No doubt that Afghanistan in the post-Taliban era is facing different challenges such as infrastructure rebuilding, repatriation of refugees, improvement of national economy and security, but some of the issues are byproducts of the policymakers’ miscalculations and inattention.
From students to craftsmen, everyone is putting his hare into the country’s development and to build soft image of Afghanistan. Definitely, it is a never-ceasing journey but Afghans are not showing any sign of fatigue. However, it is the leadership which is confused and without clue. This uncertainty and trust-deficit is eroding public confidence.
Public representatives in the parliament and military affairs analysts have repeatedly urged the government in the last ten months to use power against the militants to calm the ongoing wave of frustration and violence. However, the authorities are still stick to the telephonic diplomacy to bring the warring groups to the negotiations’ table. Use of brutal force against the anti-state elements to prevent Ghazni-like jailbreak incident from repeating, is the only viable solution.

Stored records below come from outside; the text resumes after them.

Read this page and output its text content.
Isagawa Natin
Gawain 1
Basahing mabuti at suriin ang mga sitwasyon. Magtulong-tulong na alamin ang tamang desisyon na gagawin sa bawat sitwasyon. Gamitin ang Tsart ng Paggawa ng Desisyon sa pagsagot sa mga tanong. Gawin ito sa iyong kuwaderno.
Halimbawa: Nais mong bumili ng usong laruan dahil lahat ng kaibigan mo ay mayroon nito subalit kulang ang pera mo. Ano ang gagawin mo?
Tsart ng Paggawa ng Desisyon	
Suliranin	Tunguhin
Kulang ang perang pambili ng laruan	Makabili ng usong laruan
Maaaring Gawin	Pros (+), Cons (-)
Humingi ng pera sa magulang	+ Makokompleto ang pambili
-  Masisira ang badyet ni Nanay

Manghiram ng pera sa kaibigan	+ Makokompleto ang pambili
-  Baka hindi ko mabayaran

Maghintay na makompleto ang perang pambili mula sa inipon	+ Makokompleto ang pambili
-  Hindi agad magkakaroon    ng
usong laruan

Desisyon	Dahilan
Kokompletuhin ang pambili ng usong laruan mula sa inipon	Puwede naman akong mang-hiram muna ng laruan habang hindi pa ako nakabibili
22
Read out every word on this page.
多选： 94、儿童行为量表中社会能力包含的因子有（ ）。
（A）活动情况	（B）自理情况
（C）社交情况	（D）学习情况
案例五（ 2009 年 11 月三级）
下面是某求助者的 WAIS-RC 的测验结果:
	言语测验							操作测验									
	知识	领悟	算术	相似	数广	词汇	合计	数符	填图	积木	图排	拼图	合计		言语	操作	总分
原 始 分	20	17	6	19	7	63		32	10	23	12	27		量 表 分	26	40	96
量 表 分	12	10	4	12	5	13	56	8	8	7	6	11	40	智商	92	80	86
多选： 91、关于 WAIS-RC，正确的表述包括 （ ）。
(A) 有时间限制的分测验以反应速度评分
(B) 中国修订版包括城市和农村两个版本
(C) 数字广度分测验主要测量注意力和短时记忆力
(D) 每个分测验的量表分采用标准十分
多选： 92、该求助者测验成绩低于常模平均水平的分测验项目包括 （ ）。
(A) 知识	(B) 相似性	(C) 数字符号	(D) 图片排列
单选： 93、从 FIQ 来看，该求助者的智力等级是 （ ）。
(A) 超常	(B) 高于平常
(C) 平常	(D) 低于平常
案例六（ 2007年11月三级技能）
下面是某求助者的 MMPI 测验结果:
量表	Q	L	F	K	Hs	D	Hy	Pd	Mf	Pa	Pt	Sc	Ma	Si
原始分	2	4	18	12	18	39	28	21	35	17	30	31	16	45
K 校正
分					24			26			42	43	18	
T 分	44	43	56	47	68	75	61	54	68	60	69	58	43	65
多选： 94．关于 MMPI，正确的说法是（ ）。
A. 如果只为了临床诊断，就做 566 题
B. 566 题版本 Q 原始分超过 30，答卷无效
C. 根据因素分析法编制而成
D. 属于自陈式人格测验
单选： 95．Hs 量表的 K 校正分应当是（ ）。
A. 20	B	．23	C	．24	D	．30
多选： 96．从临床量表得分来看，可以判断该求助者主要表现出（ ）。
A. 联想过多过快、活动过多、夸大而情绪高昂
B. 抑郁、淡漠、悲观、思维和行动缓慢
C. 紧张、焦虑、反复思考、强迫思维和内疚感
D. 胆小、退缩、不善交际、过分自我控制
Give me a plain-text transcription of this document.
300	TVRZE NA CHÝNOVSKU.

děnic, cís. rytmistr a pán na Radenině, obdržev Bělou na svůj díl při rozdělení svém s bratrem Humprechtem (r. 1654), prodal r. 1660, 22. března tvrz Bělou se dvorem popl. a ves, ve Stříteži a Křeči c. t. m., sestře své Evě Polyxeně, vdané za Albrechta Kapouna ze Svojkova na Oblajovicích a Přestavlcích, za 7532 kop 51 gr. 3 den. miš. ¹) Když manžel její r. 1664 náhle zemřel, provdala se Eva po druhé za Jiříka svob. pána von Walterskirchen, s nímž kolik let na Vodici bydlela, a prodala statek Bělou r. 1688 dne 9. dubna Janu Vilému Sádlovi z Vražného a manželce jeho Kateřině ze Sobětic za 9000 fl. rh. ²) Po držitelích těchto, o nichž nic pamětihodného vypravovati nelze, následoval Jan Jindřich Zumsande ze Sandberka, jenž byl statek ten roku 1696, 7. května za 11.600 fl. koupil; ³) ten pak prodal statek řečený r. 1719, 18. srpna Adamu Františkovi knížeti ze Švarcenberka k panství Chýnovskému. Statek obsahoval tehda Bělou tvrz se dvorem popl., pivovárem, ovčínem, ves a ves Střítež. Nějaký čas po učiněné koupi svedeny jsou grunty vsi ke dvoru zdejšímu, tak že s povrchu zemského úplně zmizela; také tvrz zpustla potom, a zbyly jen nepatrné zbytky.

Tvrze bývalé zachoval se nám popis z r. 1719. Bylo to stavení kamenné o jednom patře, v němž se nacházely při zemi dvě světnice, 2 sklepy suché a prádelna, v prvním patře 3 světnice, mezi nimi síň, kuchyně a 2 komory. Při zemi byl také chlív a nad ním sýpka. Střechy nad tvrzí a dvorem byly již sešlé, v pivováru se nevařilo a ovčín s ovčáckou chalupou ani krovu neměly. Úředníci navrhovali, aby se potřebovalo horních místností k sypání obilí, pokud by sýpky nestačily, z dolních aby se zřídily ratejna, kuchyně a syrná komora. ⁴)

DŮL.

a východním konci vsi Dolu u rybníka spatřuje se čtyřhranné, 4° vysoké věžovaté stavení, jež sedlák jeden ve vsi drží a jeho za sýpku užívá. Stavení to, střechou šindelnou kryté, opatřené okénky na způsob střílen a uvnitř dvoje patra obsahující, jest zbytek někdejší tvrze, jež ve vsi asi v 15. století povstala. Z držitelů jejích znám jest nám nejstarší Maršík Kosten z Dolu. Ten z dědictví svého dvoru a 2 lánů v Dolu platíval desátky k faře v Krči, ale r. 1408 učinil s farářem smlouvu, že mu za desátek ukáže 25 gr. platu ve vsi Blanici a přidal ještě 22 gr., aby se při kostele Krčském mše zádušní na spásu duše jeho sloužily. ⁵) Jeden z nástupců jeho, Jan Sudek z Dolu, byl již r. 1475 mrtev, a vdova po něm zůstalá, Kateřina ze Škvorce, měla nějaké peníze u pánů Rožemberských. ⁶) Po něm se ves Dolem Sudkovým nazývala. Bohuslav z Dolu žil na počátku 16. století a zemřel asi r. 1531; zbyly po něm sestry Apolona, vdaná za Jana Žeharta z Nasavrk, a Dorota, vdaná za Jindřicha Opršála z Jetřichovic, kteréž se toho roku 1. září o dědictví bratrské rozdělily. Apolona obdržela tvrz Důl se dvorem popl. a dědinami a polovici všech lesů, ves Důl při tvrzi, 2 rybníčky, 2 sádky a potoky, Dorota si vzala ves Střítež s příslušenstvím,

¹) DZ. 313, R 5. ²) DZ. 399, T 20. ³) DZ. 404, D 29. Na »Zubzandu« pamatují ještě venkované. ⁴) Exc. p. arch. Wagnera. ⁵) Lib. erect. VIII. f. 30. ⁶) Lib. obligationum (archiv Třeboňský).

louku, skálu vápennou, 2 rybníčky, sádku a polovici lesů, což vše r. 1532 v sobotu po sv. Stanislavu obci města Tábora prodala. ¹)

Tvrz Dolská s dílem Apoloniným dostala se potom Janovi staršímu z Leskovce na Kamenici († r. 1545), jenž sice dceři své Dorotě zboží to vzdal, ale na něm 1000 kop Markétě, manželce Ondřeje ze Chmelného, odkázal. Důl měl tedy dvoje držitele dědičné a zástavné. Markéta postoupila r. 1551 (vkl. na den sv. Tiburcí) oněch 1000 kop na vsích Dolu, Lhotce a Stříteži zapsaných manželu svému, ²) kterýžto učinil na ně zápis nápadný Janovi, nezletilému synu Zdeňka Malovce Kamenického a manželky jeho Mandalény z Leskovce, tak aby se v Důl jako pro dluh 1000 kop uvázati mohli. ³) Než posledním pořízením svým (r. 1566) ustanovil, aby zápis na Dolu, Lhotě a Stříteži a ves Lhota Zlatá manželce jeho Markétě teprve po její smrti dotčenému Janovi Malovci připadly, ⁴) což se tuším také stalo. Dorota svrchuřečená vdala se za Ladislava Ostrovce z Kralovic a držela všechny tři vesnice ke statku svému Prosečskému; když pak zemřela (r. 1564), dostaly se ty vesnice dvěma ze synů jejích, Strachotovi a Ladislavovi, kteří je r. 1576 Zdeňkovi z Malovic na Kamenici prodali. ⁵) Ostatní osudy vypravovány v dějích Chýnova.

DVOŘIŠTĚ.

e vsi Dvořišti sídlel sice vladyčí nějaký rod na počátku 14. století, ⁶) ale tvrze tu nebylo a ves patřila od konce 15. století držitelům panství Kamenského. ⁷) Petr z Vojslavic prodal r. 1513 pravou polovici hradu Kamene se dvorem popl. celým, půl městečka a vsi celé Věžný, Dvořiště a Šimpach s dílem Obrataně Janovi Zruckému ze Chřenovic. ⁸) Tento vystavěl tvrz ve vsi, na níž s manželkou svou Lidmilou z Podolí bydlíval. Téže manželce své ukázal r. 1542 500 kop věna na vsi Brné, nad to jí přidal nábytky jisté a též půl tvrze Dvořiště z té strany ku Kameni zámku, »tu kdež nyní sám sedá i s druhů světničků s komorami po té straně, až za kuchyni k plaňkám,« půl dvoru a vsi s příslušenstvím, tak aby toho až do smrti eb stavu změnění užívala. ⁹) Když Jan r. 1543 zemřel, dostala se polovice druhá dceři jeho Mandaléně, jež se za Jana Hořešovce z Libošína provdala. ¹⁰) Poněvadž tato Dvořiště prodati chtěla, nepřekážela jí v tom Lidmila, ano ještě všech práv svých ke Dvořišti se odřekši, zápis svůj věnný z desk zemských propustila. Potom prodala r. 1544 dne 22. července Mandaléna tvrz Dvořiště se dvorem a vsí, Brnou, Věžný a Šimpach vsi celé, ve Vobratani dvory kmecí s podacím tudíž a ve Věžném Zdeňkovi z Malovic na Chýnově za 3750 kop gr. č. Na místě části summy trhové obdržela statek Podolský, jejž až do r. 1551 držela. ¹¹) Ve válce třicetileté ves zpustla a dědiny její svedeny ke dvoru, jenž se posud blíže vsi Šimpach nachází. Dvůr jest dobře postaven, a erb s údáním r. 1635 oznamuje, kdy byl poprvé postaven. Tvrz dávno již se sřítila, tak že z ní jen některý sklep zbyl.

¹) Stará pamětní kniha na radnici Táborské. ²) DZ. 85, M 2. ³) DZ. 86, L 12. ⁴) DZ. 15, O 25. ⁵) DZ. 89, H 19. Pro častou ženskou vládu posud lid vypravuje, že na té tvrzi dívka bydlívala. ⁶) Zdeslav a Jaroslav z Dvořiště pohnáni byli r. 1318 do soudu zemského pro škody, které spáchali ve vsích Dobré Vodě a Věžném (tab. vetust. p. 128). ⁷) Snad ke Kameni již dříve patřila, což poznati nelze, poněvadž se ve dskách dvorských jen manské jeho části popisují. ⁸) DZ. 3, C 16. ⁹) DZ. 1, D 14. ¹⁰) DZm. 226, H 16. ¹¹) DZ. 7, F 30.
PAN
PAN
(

Since designs of the enemies are notorious and the national security forces have proven their mettle in the battles, now it’s time for the government to show courage and take tough decisions. The government should not miss the boat and take advantage of the infighting between the Taliban groups and use whatever resources are available at hand. It is very clear that security would not improve, unless the government makes a conscious choice—to remain silent or take action. As a first step, the government should warn Pakistan for providing shelter to militants and allowing Pakistani Taliban to attack Afghan security forces. To root out terrorism we shall deal with terrorists and their supporters with iron hands, whether sitting in the government or in the neighboring countries. First step in the mist of speculations and meager resources is thought difficult. If the first step is taken the rest is easy. For sure it would be an exhausting task needing extensive time to clear the country from miscreants and foreign-sponsored-terrorists, but it will prove fruitful. If the adamant Ghani administration remained stick to its policy of carrots, we will waste more time. Fighting Taliban should not be taken for chasing ghost. Militants are visible and got flesh.